Finalmente, a metodologia computacional da vida artificial é uma extensão direta e natural da metodologia tradicional da filosofia de uma experiência de pensamento a priori. Com o objetivo de capturar a essência simples dos processos vitais, a vida artificial abstrai os muitos detalhes dos sistemas vivos quanto possível. (BEDAU, 2007, p.592, tradução nossa)[10].
Nesse processo de reexaminar o que até então se compreende por vida, também está atrelado o que pode ser definido como humano, mais uma vez teorias acerca do melhoramento de corpos revisitam o conceito biológico, para pensar nas possibilidades de mobilidade entre o artificial e o natural, gerando outras possibilidades que nem a própria teoria transumanista, bem como pós-humanista teria cogitado, o humano entendido primeiramente pelo princípio daquilo que não tem origem no humano biológico, mas que possivelmente ainda representara o corpo humano.
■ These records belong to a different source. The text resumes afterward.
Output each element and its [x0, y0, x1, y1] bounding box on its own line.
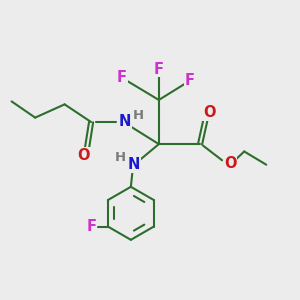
Text: F: F — [185, 73, 195, 88]
Text: F: F — [154, 61, 164, 76]
Text: O: O — [203, 105, 216, 120]
Text: O: O — [224, 156, 237, 171]
Text: H: H — [133, 109, 144, 122]
Text: O: O — [77, 148, 90, 163]
Text: H: H — [114, 152, 125, 164]
Text: F: F — [87, 219, 97, 234]
Text: N: N — [128, 157, 140, 172]
Text: F: F — [117, 70, 127, 86]
Text: N: N — [119, 114, 131, 129]
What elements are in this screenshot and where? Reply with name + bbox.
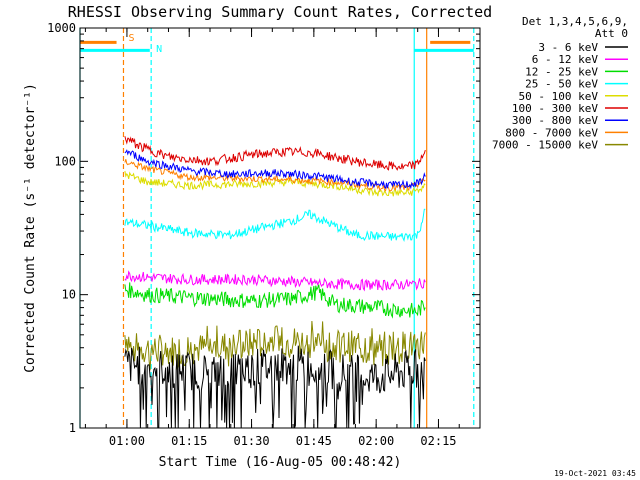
marker-label-n: N <box>156 44 162 55</box>
y-axis-label: Corrected Count Rate (s⁻¹ detector⁻¹) <box>23 83 38 373</box>
legend-label: 800 - 7000 keV <box>505 126 598 139</box>
series-line-7000-15000kev <box>124 320 426 371</box>
series-line-300-800kev <box>124 149 426 190</box>
legend-label: 6 - 12 keV <box>532 53 599 66</box>
legend-header-line-2: Att 0 <box>595 27 628 40</box>
legend-label: 300 - 800 keV <box>512 114 598 127</box>
legend-label: 7000 - 15000 keV <box>492 139 598 152</box>
y-tick-label: 1 <box>69 421 76 435</box>
y-tick-label: 100 <box>54 154 76 168</box>
legend-label: 25 - 50 keV <box>525 78 598 91</box>
series-line-100-300kev <box>124 136 426 171</box>
series-line-12-25kev <box>124 282 426 319</box>
series-line-25-50kev <box>124 208 426 242</box>
series-lines <box>124 136 426 429</box>
x-tick-label: 01:45 <box>296 434 332 448</box>
x-tick-label: 01:15 <box>171 434 207 448</box>
x-tick-label: 01:30 <box>233 434 269 448</box>
chart-title: RHESSI Observing Summary Count Rates, Co… <box>68 3 492 21</box>
series-line-3-6kev <box>124 345 426 429</box>
x-tick-label: 02:15 <box>420 434 456 448</box>
legend-label: 3 - 6 keV <box>538 41 598 54</box>
marker-label-s: S <box>128 33 134 44</box>
series-line-6-12kev <box>124 270 426 292</box>
y-tick-label: 1000 <box>47 21 76 35</box>
x-axis-label: Start Time (16-Aug-05 00:48:42) <box>159 455 402 470</box>
legend-header-line-1: Det 1,3,4,5,6,9, <box>522 15 628 28</box>
x-tick-label: 02:00 <box>358 434 394 448</box>
axes: 1 10 100 1000 01:00 01:15 01:30 01:45 02:00 02:15 <box>47 21 481 448</box>
x-tick-label: 01:00 <box>109 434 145 448</box>
plot-frame <box>79 27 481 429</box>
legend-label: 50 - 100 keV <box>519 90 599 103</box>
legend-label: 12 - 25 keV <box>525 65 598 78</box>
y-tick-label: 10 <box>62 288 76 302</box>
legend-label: 100 - 300 keV <box>512 102 598 115</box>
timestamp: 19-Oct-2021 03:45 <box>554 469 636 478</box>
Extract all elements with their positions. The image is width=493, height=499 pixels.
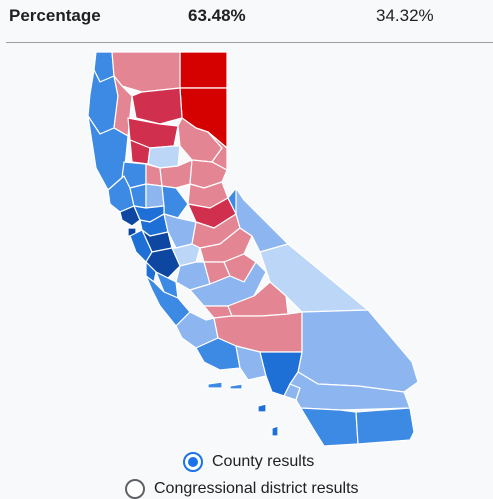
county-san-bernardino[interactable] [297,309,419,393]
channel-island-1 [207,381,223,389]
county-san-benito[interactable] [155,271,179,299]
county-shasta[interactable] [131,87,183,125]
county-modoc[interactable] [179,51,228,89]
county-ventura[interactable] [235,345,267,381]
county-results-radio[interactable] [183,452,203,472]
california-county-map[interactable] [0,48,493,453]
congressional-district-results-option[interactable]: Congressional district results [125,476,359,499]
channel-island-2 [229,383,243,390]
county-colusa[interactable] [145,163,163,187]
county-butte[interactable] [147,145,181,169]
county-results-option[interactable]: County results [183,449,314,475]
candidate-2-percentage: 34.32% [376,6,434,25]
county-yolo[interactable] [145,183,165,209]
county-sacramento[interactable] [161,185,189,219]
county-imperial[interactable] [355,407,415,445]
channel-island-3 [257,403,267,413]
divider [6,42,493,43]
congressional-district-results-label: Congressional district results [154,480,359,497]
county-results-label: County results [212,453,315,470]
congressional-district-results-radio[interactable] [125,479,145,499]
channel-island-4 [271,425,279,437]
percentage-label: Percentage [9,6,101,25]
county-marin[interactable] [119,205,141,227]
percentage-row: Percentage 63.48% 34.32% [0,0,493,32]
candidate-1-percentage: 63.48% [188,6,246,25]
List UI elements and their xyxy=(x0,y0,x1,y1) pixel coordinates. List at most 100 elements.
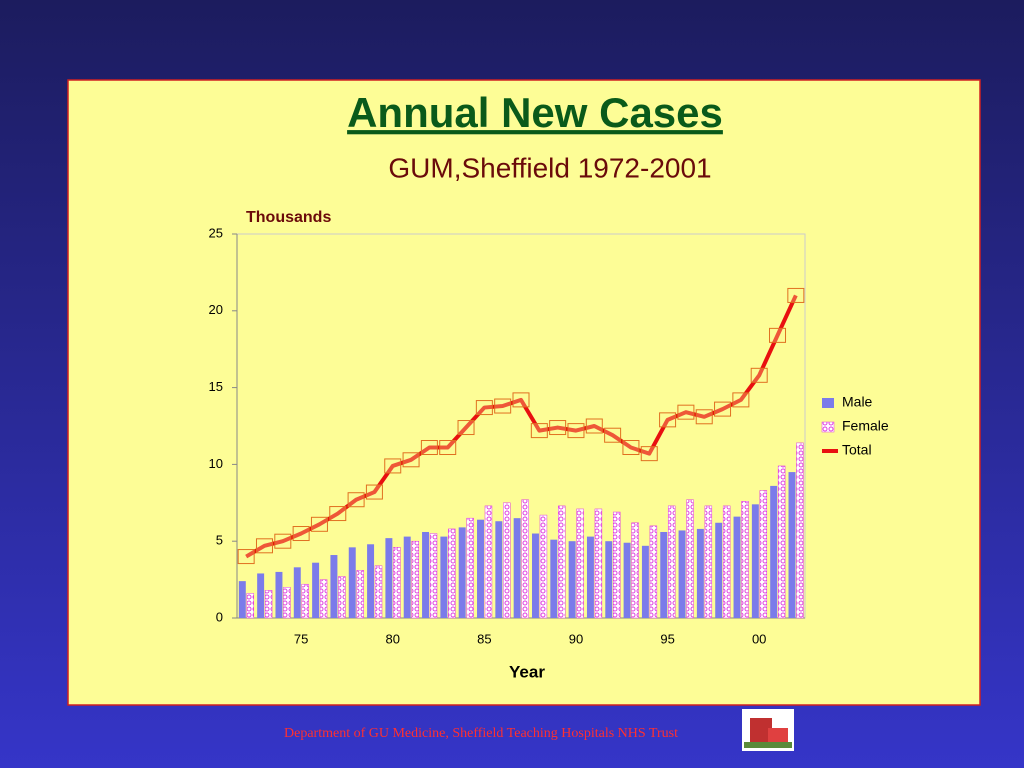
marker xyxy=(274,533,292,549)
marker xyxy=(237,549,255,565)
bar xyxy=(594,508,603,619)
bar xyxy=(686,499,694,619)
y-tick-label: 0 xyxy=(216,609,223,624)
marker xyxy=(384,458,402,474)
bar xyxy=(513,518,521,618)
bar xyxy=(374,565,383,619)
bar xyxy=(558,505,566,619)
bar xyxy=(403,536,411,618)
bar xyxy=(440,536,448,618)
marker xyxy=(567,423,585,439)
y-axis-label: Thousands xyxy=(246,209,331,226)
bar xyxy=(770,485,778,618)
bar xyxy=(612,511,621,619)
legend-swatch xyxy=(821,421,835,433)
marker xyxy=(622,440,640,456)
marker xyxy=(585,418,603,434)
marker xyxy=(512,392,530,408)
bar xyxy=(411,540,419,619)
bar xyxy=(429,533,438,619)
bar xyxy=(356,570,364,619)
bar xyxy=(715,522,723,618)
bar xyxy=(458,527,466,618)
legend-label: Total xyxy=(842,442,872,458)
marker xyxy=(347,492,365,508)
bar xyxy=(788,472,796,618)
bar xyxy=(539,514,548,619)
bar xyxy=(660,531,668,618)
bar xyxy=(301,583,309,619)
bar xyxy=(796,442,804,619)
marker xyxy=(494,398,512,414)
marker xyxy=(750,367,768,383)
bar xyxy=(246,593,255,619)
marker xyxy=(255,538,273,554)
x-tick-label: 95 xyxy=(660,631,674,646)
bar xyxy=(696,528,704,618)
bar xyxy=(448,528,456,619)
bar xyxy=(641,545,649,618)
y-tick-label: 20 xyxy=(209,302,223,317)
bar xyxy=(477,519,484,618)
bar xyxy=(319,579,328,619)
bar xyxy=(385,538,393,618)
marker xyxy=(549,420,567,436)
marker xyxy=(457,420,475,436)
bar xyxy=(733,516,741,618)
x-tick-label: 80 xyxy=(386,631,400,646)
bar xyxy=(257,573,265,618)
bar xyxy=(550,539,558,618)
marker xyxy=(402,452,420,468)
marker xyxy=(365,484,383,500)
bar xyxy=(649,525,658,619)
x-tick-label: 75 xyxy=(294,631,308,646)
bar xyxy=(338,576,346,619)
line xyxy=(245,294,798,559)
bar xyxy=(521,499,529,619)
chart-title: Annual New Cases xyxy=(347,89,723,136)
marker xyxy=(530,423,548,439)
bar xyxy=(759,490,768,619)
bar xyxy=(568,541,576,618)
y-tick-label: 10 xyxy=(209,456,223,471)
marker xyxy=(714,401,732,417)
bar xyxy=(283,587,291,619)
bar xyxy=(312,562,320,618)
marker xyxy=(292,526,310,542)
marker xyxy=(329,506,347,522)
marker xyxy=(695,409,713,425)
marker xyxy=(475,400,493,416)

O uso da tecnologia nos corpos humanos já é algo que é considerado corriqueiro, mais ainda quando se trata do uso da tecnologia a serviço dos humanos, seja no trabalho ou em seus lares. Em alguns casos, há o esquecimento de que tal recurso é fruto do desenvolvimento tecnológico, justamente por estar diretamente ligado a atividades cotidianas. O humano não vive sem tecnologia.
O desenvolvimento tecnocientífico ao produzir uma maquinização do humano e uma humanização da técnica não aponta apenas para as complexas questões fronteiriças sobre onde termina o humano e começa a tecnologia. Indica urna nova relação entre humanos e técnica: a tecnologia é constituinte do humano. Esta lição nos é dada pelas recentes pesquisas das ciências cognitivas e neurociências. Na sociedade atual nossas atividades mais corriqueiras, sejam de caráter orgânico, sensorial, cognitivo ou laborativo, estão tão imbuídas de artefatos tecnológicos que a distinção entre natural e artificial perde a nitidez. O uso de máquinas em atividades laborativas não é novidade. Já há algum tempo, as máquinas invadem nossos lares, locais de trabalho e hospitais para nos ajudar a respirar, andar e ver. Hoje, não se pode negar também sua participação em tarefas cognitivas. (OLIVEIRA, 2003, p.187, grifos da autora).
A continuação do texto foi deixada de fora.